Горе и печаль обрушились на Русскую землю, плач и стон стоял повсеместно по убитым и уничтоженным воинам, о князьях же, раздавленных врагом жестоко, подло и позорно, молвилось без конца с горечью, вздохами и страхом, потому что такая гибель владетелей предвещала еще более страшное бедствие.
Жили тогда в таком страхе, что смерть не считалась самым великим злом, зато честь и достоинство человеческое ставились даже выше смерти, в сохранении достоинства утверждалась неистребимость людская; в том же, как ордынцы расправились одним махом чуть ли не со всеми князьями земли Русской, усматривалась великая утрата достоинства целого народа и унижение, из которого никто не знал, как найти выход.
Если бы речь шла о смерти одного какого-нибудь князя, о поражении его в битве с врагом, пусть и не очень значительным, но уважаемым за силу и доблесть. Бывали смерти не очень и почетные, даже бессмысленные, об этом молвилось и теми, кто шел и ехал через мост, и самими мостищанами, которые собирали вести отовсюду, но все же эти вести были не такие, как с берегов Калки.
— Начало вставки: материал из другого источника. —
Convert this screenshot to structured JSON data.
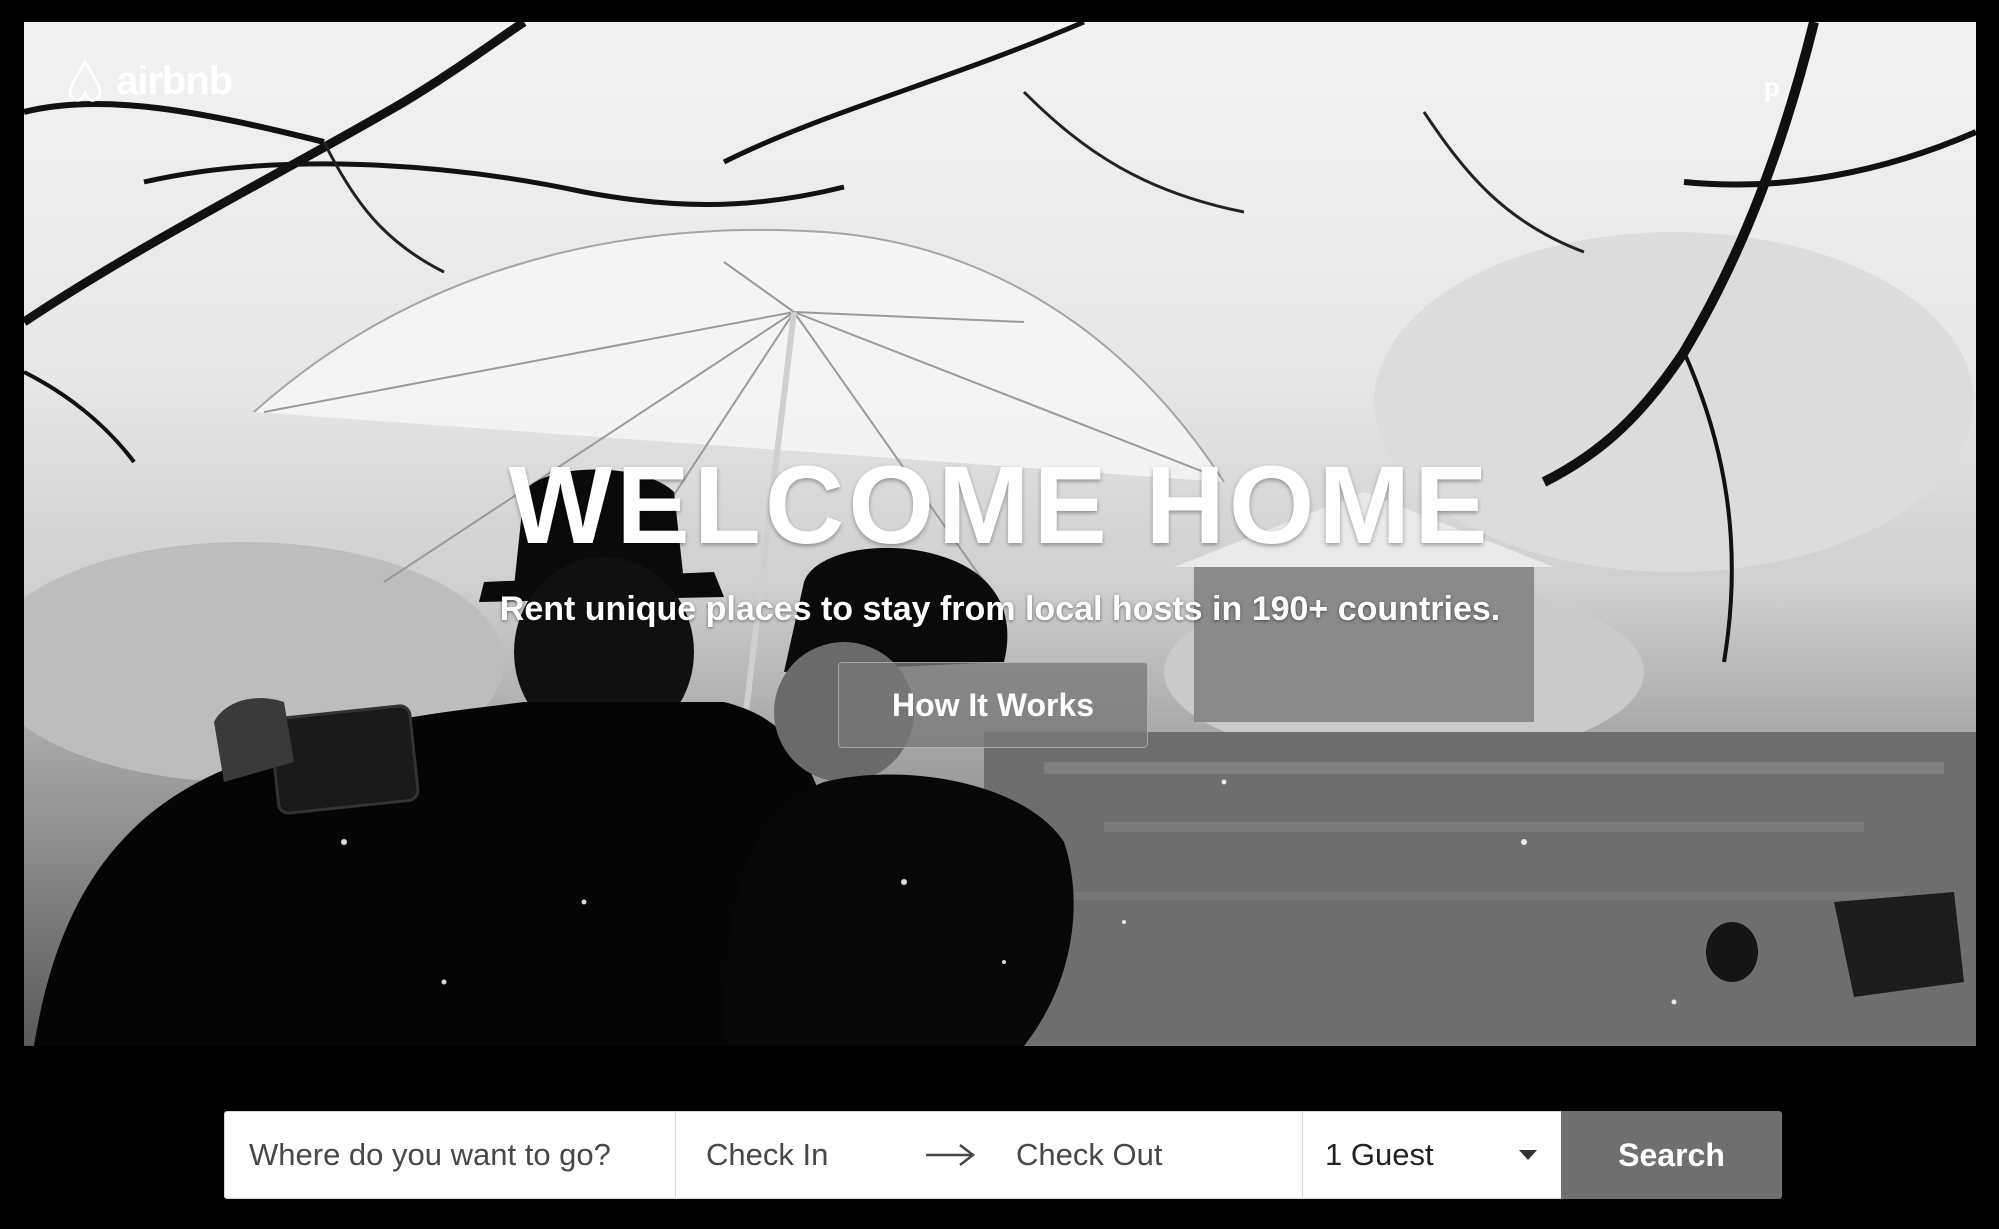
{
  "header": {
    "brand": "airbnb",
    "nav_fragment": "p"
  },
  "hero": {
    "title": "WELCOME HOME",
    "subtitle": "Rent unique places to stay from local hosts in 190+ countries.",
    "cta_label": "How It Works"
  },
  "search": {
    "where_placeholder": "Where do you want to go?",
    "check_in": "Check In",
    "check_out": "Check Out",
    "guests": "1 Guest",
    "button_label": "Search",
    "arrow_icon": "arrow-right-icon",
    "guests_icon": "caret-down-icon"
  },
  "colors": {
    "search_button": "#6f6f6f",
    "field_background": "#ffffff",
    "page_background": "#000000"
  }
}
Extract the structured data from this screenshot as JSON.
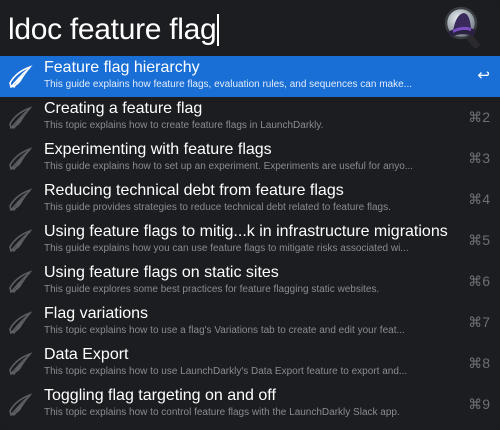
{
  "search": {
    "query": "ldoc feature flag"
  },
  "results": [
    {
      "title": "Feature flag hierarchy",
      "subtitle": "This guide explains how feature flags, evaluation rules, and sequences can make...",
      "shortcut": "↩"
    },
    {
      "title": "Creating a feature flag",
      "subtitle": "This topic explains how to create feature flags in LaunchDarkly.",
      "shortcut": "⌘2"
    },
    {
      "title": "Experimenting with feature flags",
      "subtitle": "This guide explains how to set up an experiment. Experiments are useful for anyo...",
      "shortcut": "⌘3"
    },
    {
      "title": "Reducing technical debt from feature flags",
      "subtitle": "This guide provides strategies to reduce technical debt related to feature flags.",
      "shortcut": "⌘4"
    },
    {
      "title": "Using feature flags to mitig...k in infrastructure migrations",
      "subtitle": "This guide explains how you can use feature flags to mitigate risks associated wi...",
      "shortcut": "⌘5"
    },
    {
      "title": "Using feature flags on static sites",
      "subtitle": "This guide explores some best practices for feature flagging static websites.",
      "shortcut": "⌘6"
    },
    {
      "title": "Flag variations",
      "subtitle": "This topic explains how to use a flag's Variations tab to create and edit your feat...",
      "shortcut": "⌘7"
    },
    {
      "title": "Data Export",
      "subtitle": "This topic explains how to use LaunchDarkly's Data Export feature to export and...",
      "shortcut": "⌘8"
    },
    {
      "title": "Toggling flag targeting on and off",
      "subtitle": "This topic explains how to control feature flags with the LaunchDarkly Slack app.",
      "shortcut": "⌘9"
    }
  ],
  "icons": {
    "row_icon": "launchdarkly-bird-icon",
    "app_logo": "alfred-hat-magnifier-icon"
  },
  "colors": {
    "selection": "#1a6fd6",
    "background": "#1c1d20"
  }
}
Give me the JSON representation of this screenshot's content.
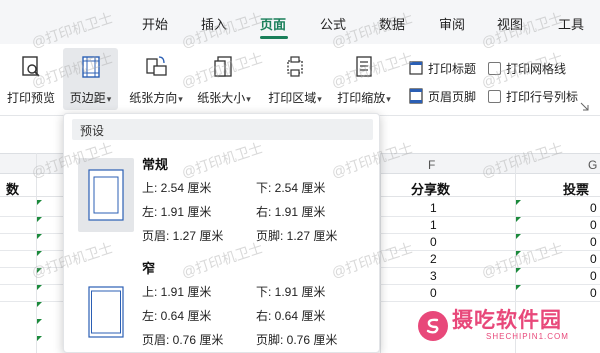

Скажем, когда был убит князь Роман Галицкий. Пошел, не подготовившись как следует, на польского князя Лешка Белого, но под Завихостом на Висле встретил его воевода мазовецкий Кристин и столкнул в реку всю дружину Романа. Сам князь Роман, утратив коня, пересел на какую-то клячу, чтобы переплыть Вислу, но был сражен копьем. Глупая смерть, но в битве бывает всяко.
А спустя некоторое время тот же самый Лешко Белый пошел на князя гданского Святополка и опять-таки вел себя очень беспечно в походе. Напали на него гданские люди, когда мылся в бане, и князь нагишом выскочил и дал деру на коне, а гданчане пустились вдогонку и настигли Лешка возле Бискупинского озера, на лугу, настигли с двух сторон и голого зарезали, как вымытого поросенка. Бессмысленная смерть, но виноват в этом сам князь.